Des promenades

La promenade a sur les pensées que l’on pense des effets variés. Jean-Jacques Rousseau, qui cherchait la paix de l’âme, se voyait souvent assailli de funestes pensées, tandis qu’il marchait sur l’île Saint-Pierre. Le lecteur des Rêveries du promeneur solitaire sait fort bien que le titre est trompeur, et qu’en fait de rêveries, il s’agit parfois de cauchemars, de pensées qui l’obsèdent, et auxquelles il peine à faire un sort. J’ai moi aussi mon lot de pensées obsédantes et souvent, au début de la randonnée, je rumine ces sombres ratiocinations qu’engendre la perspective d’un futur affreux – et le futur du monde se mêlant à mon propre futur, se dessine un paysage désolé.

D’autres fois, inspiré peut-être par le paysage, les lumières ou une certaine densité de l’air ambiant, de toutes autres pensées semblent flotter au-dessus des sentiers, comme des spectres de brume s’échappant des étangs à l’automne, des êtres de brouillard qui s’efforcent de prendre forme : je les attrape comme des papillons avec un filet, et me voilà, pensant ces pensées là, les sculptant de mots, lancé dans quelque nouveau projet littéraire, m’amusant de dispositifs étranges (comme avec Vers l’Est, le texte qui m’occupe cet été), discutant avec des personnages familiers à force d’être rêvés, explorant des géographies et des paysages qui n’ont pas encore été vus (les écrivains sont de drôles de personnes, et quand, les yeux dans le vague ne regardant rien en particulier, ils ne vous écoutent plus, soyez certains qu’ils “se promènent en montagne dans leur tête” comme le dit si joliment Werner Kofler).
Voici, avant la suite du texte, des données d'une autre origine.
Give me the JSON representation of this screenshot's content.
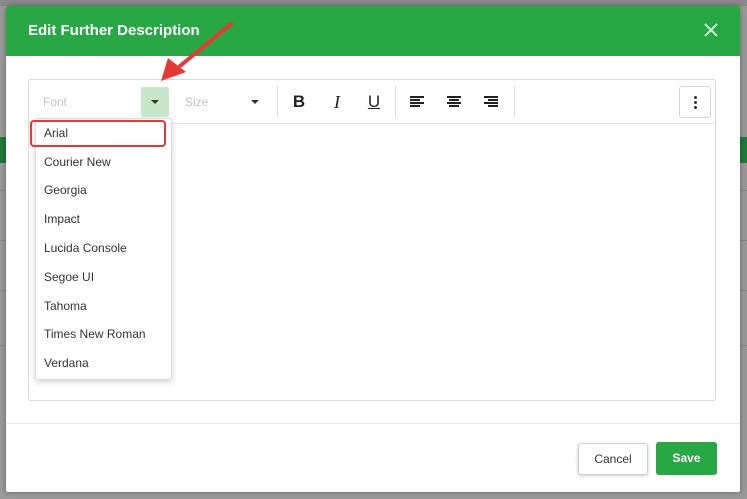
{
  "dialog": {
    "title": "Edit Further Description",
    "close_icon": "close-icon"
  },
  "toolbar": {
    "font_placeholder": "Font",
    "size_placeholder": "Size",
    "bold_label": "B",
    "italic_label": "I",
    "underline_label": "U",
    "align_left_icon": "align-left-icon",
    "align_center_icon": "align-center-icon",
    "align_right_icon": "align-right-icon",
    "more_icon": "more-vertical-icon"
  },
  "font_dropdown": {
    "selected_index": 0,
    "options": [
      "Arial",
      "Courier New",
      "Georgia",
      "Impact",
      "Lucida Console",
      "Segoe UI",
      "Tahoma",
      "Times New Roman",
      "Verdana"
    ]
  },
  "footer": {
    "cancel_label": "Cancel",
    "save_label": "Save"
  },
  "colors": {
    "accent": "#28a745",
    "annotation": "#e53935"
  }
}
Mais, si la promenade dure plus longtemps, chez moi, au-delà de deux heures, et si la montagne est assez pentue, alors la fatigue me gagne et je ne pense plus vraiment à rien, ou plutôt je me contente d’être là où je suis, me souciant uniquement de poser mes chaussures au bon endroit sur la terre, tel le gardeur de troupeau d’Alvaro de Campos (dont on assure qu’il s’appelait aussi Fernando Pessoa), l’«investigateur solennel de choses futiles», devenu moi-même un papillon – alors que je les attrapais tout à l’heure, peu désireux de nommer quoi que ce soit, juste de humer l’air et partir où le vent me pousse – suivant en cela les pas de ma chère Iris, laquelle, indéniablement, en sait bien plus que moi sur l’art d’aller dehors.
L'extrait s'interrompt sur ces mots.